# We agreed to make it work,but i am still wary



## BetrayedChris (Nov 24, 2009)

I found out my H cheated back in Nov. for a year.He brought this woman into our home, he fell in love with her and got her pregnant.She called to tell me so. He admitted it all. I took him back, since we were already in counseling.Frankly, I like my lifestyle.I live in a beautiful home, drive a new car, we have alot of friends and I feel i am too old to start over.But part of me has to wonder if he just agreed to work it out with me because he is so angry at her for telling me of the affair.I wonder if it would still be going on if she hadn't called me?I can't help but wonder if he thinks about her?If he misses her? though he said that he is going to recommitt himself to our family.These thoughts are driving me crazy! Any advice?


----------



## HappyHer (Nov 12, 2009)

So, what about the pregnancy? Is he going to be raising a child with her? That would be a big one for me to wrap my head around. 

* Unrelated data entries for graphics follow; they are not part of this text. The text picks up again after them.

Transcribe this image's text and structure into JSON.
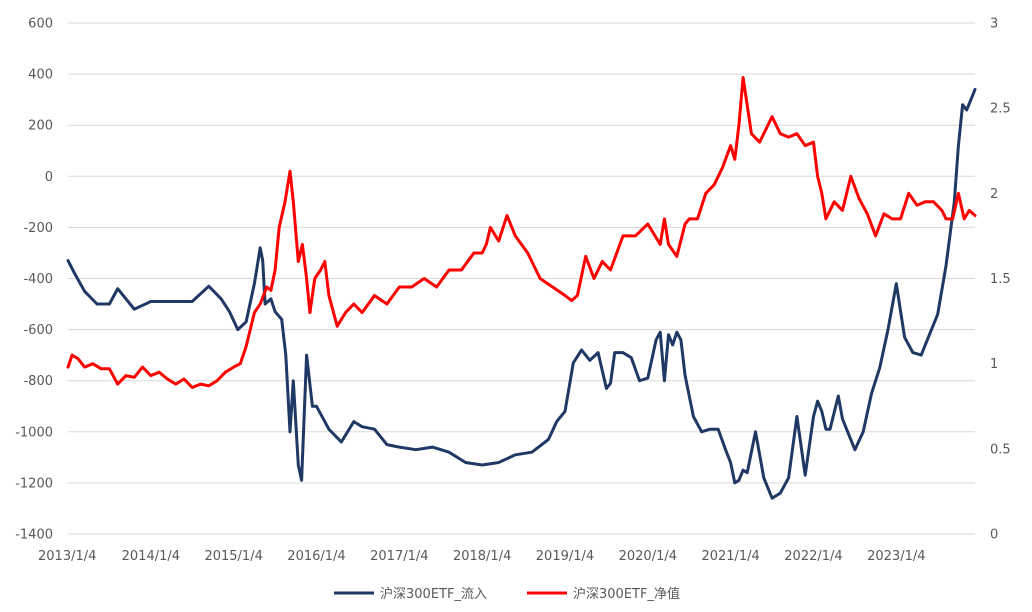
{
  "chart_data": {
    "type": "line",
    "title": "",
    "xlabel": "",
    "ylabel": "",
    "x_tick_labels": [
      "2013/1/4",
      "2014/1/4",
      "2015/1/4",
      "2016/1/4",
      "2017/1/4",
      "2018/1/4",
      "2019/1/4",
      "2020/1/4",
      "2021/1/4",
      "2022/1/4",
      "2023/1/4"
    ],
    "x_tick_years": [
      2013,
      2014,
      2015,
      2016,
      2017,
      2018,
      2019,
      2020,
      2021,
      2022,
      2023
    ],
    "xlim": [
      2013.0,
      2023.95
    ],
    "y_left": {
      "ticks": [
        600,
        400,
        200,
        0,
        -200,
        -400,
        -600,
        -800,
        -1000,
        -1200,
        -1400
      ],
      "ylim": [
        -1400,
        600
      ]
    },
    "y_right": {
      "ticks": [
        3,
        2.5,
        2,
        1.5,
        1,
        0.5,
        0
      ],
      "ylim": [
        0,
        3
      ]
    },
    "grid": true,
    "legend_position": "bottom",
    "series": [
      {
        "name": "沪深300ETF_流入",
        "axis": "left",
        "color": "#1F3864",
        "x": [
          2013.0,
          2013.08,
          2013.2,
          2013.35,
          2013.5,
          2013.6,
          2013.8,
          2014.0,
          2014.1,
          2014.3,
          2014.5,
          2014.7,
          2014.85,
          2014.95,
          2015.05,
          2015.15,
          2015.25,
          2015.32,
          2015.35,
          2015.38,
          2015.45,
          2015.5,
          2015.58,
          2015.63,
          2015.68,
          2015.72,
          2015.78,
          2015.82,
          2015.88,
          2015.95,
          2016.0,
          2016.15,
          2016.3,
          2016.45,
          2016.55,
          2016.7,
          2016.85,
          2017.0,
          2017.2,
          2017.4,
          2017.6,
          2017.8,
          2018.0,
          2018.2,
          2018.4,
          2018.6,
          2018.8,
          2018.9,
          2019.0,
          2019.1,
          2019.2,
          2019.3,
          2019.4,
          2019.5,
          2019.55,
          2019.6,
          2019.7,
          2019.8,
          2019.9,
          2020.0,
          2020.1,
          2020.15,
          2020.2,
          2020.25,
          2020.3,
          2020.35,
          2020.4,
          2020.45,
          2020.55,
          2020.65,
          2020.75,
          2020.85,
          2020.95,
          2021.0,
          2021.05,
          2021.1,
          2021.15,
          2021.2,
          2021.3,
          2021.4,
          2021.5,
          2021.6,
          2021.7,
          2021.8,
          2021.9,
          2022.0,
          2022.05,
          2022.1,
          2022.15,
          2022.2,
          2022.3,
          2022.35,
          2022.4,
          2022.5,
          2022.6,
          2022.7,
          2022.8,
          2022.9,
          2023.0,
          2023.1,
          2023.2,
          2023.3,
          2023.4,
          2023.5,
          2023.6,
          2023.7,
          2023.75,
          2023.8,
          2023.85,
          2023.9,
          2023.95
        ],
        "values": [
          -330,
          -380,
          -450,
          -500,
          -500,
          -440,
          -520,
          -490,
          -490,
          -490,
          -490,
          -430,
          -480,
          -530,
          -600,
          -570,
          -420,
          -280,
          -330,
          -500,
          -480,
          -530,
          -560,
          -700,
          -1000,
          -800,
          -1130,
          -1190,
          -700,
          -900,
          -900,
          -990,
          -1040,
          -960,
          -980,
          -990,
          -1050,
          -1060,
          -1070,
          -1060,
          -1080,
          -1120,
          -1130,
          -1120,
          -1090,
          -1080,
          -1030,
          -960,
          -920,
          -730,
          -680,
          -720,
          -690,
          -830,
          -810,
          -690,
          -690,
          -710,
          -800,
          -790,
          -640,
          -610,
          -800,
          -620,
          -660,
          -610,
          -640,
          -780,
          -940,
          -1000,
          -990,
          -990,
          -1080,
          -1120,
          -1200,
          -1190,
          -1150,
          -1160,
          -1000,
          -1180,
          -1260,
          -1240,
          -1180,
          -940,
          -1170,
          -940,
          -880,
          -920,
          -990,
          -990,
          -860,
          -950,
          -990,
          -1070,
          -1000,
          -850,
          -750,
          -600,
          -420,
          -630,
          -690,
          -700,
          -620,
          -540,
          -350,
          -100,
          120,
          280,
          260,
          300,
          340
        ]
      },
      {
        "name": "沪深300ETF_净值",
        "axis": "right",
        "color": "#FF0000",
        "x": [
          2013.0,
          2013.05,
          2013.12,
          2013.2,
          2013.3,
          2013.4,
          2013.5,
          2013.6,
          2013.7,
          2013.8,
          2013.9,
          2014.0,
          2014.1,
          2014.2,
          2014.3,
          2014.4,
          2014.5,
          2014.6,
          2014.7,
          2014.8,
          2014.9,
          2015.0,
          2015.08,
          2015.15,
          2015.25,
          2015.32,
          2015.4,
          2015.45,
          2015.5,
          2015.55,
          2015.62,
          2015.68,
          2015.72,
          2015.78,
          2015.83,
          2015.88,
          2015.92,
          2015.98,
          2016.05,
          2016.1,
          2016.15,
          2016.25,
          2016.35,
          2016.45,
          2016.55,
          2016.7,
          2016.85,
          2017.0,
          2017.15,
          2017.3,
          2017.45,
          2017.6,
          2017.75,
          2017.9,
          2018.0,
          2018.05,
          2018.1,
          2018.2,
          2018.3,
          2018.4,
          2018.55,
          2018.7,
          2018.85,
          2019.0,
          2019.08,
          2019.15,
          2019.25,
          2019.35,
          2019.45,
          2019.55,
          2019.7,
          2019.85,
          2020.0,
          2020.15,
          2020.2,
          2020.25,
          2020.35,
          2020.45,
          2020.5,
          2020.6,
          2020.7,
          2020.8,
          2020.9,
          2021.0,
          2021.05,
          2021.1,
          2021.15,
          2021.25,
          2021.35,
          2021.5,
          2021.6,
          2021.7,
          2021.8,
          2021.9,
          2022.0,
          2022.05,
          2022.1,
          2022.15,
          2022.25,
          2022.35,
          2022.45,
          2022.55,
          2022.65,
          2022.75,
          2022.85,
          2022.95,
          2023.05,
          2023.15,
          2023.25,
          2023.35,
          2023.45,
          2023.55,
          2023.6,
          2023.68,
          2023.75,
          2023.82,
          2023.88,
          2023.95
        ],
        "values": [
          0.98,
          1.05,
          1.03,
          0.98,
          1.0,
          0.97,
          0.97,
          0.88,
          0.93,
          0.92,
          0.98,
          0.93,
          0.95,
          0.91,
          0.88,
          0.91,
          0.86,
          0.88,
          0.87,
          0.9,
          0.95,
          0.98,
          1.0,
          1.1,
          1.3,
          1.35,
          1.45,
          1.43,
          1.55,
          1.8,
          1.95,
          2.13,
          1.95,
          1.6,
          1.7,
          1.5,
          1.3,
          1.5,
          1.55,
          1.6,
          1.4,
          1.22,
          1.3,
          1.35,
          1.3,
          1.4,
          1.35,
          1.45,
          1.45,
          1.5,
          1.45,
          1.55,
          1.55,
          1.65,
          1.65,
          1.7,
          1.8,
          1.72,
          1.87,
          1.75,
          1.65,
          1.5,
          1.45,
          1.4,
          1.37,
          1.4,
          1.63,
          1.5,
          1.6,
          1.55,
          1.75,
          1.75,
          1.82,
          1.7,
          1.85,
          1.7,
          1.63,
          1.82,
          1.85,
          1.85,
          2.0,
          2.05,
          2.15,
          2.28,
          2.2,
          2.4,
          2.68,
          2.35,
          2.3,
          2.45,
          2.35,
          2.33,
          2.35,
          2.28,
          2.3,
          2.1,
          2.0,
          1.85,
          1.95,
          1.9,
          2.1,
          1.97,
          1.88,
          1.75,
          1.88,
          1.85,
          1.85,
          2.0,
          1.93,
          1.95,
          1.95,
          1.9,
          1.85,
          1.85,
          2.0,
          1.85,
          1.9,
          1.87
        ]
      }
    ]
  }
}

Beyond that, quit second guessing and trying to take his inventory or you'll just drive yourself crazy. If you both agreed to recommit to the relationship, then put your focus on doing your part.


----------



## BetrayedChris (Nov 24, 2009)

She is no longer pregnant.She didn't go through with it.My emotions are all over the place.We got married only because I was pregnant, we were dating 3 months.We have been married for 2 years and for 1 year he cheated.How do I get past that?Right now our relationship is good.Besides my insecurities.We had a wonderful holiday with all of the family at our house.He bought me great gifts, but I question if they were guilt gifts.Our sex life is better.And he has completley cut her out.Deep in my heart, I know he is only with me because of our child.I am just torn.


----------



## sunflower (Dec 15, 2008)

Then why put yourself through that because of your lifestyle? I think that you are being just as bad as he is to stay only because you dont want to start over and you like how you are living. To me it sounds like you dont want to be with him either just live your life


----------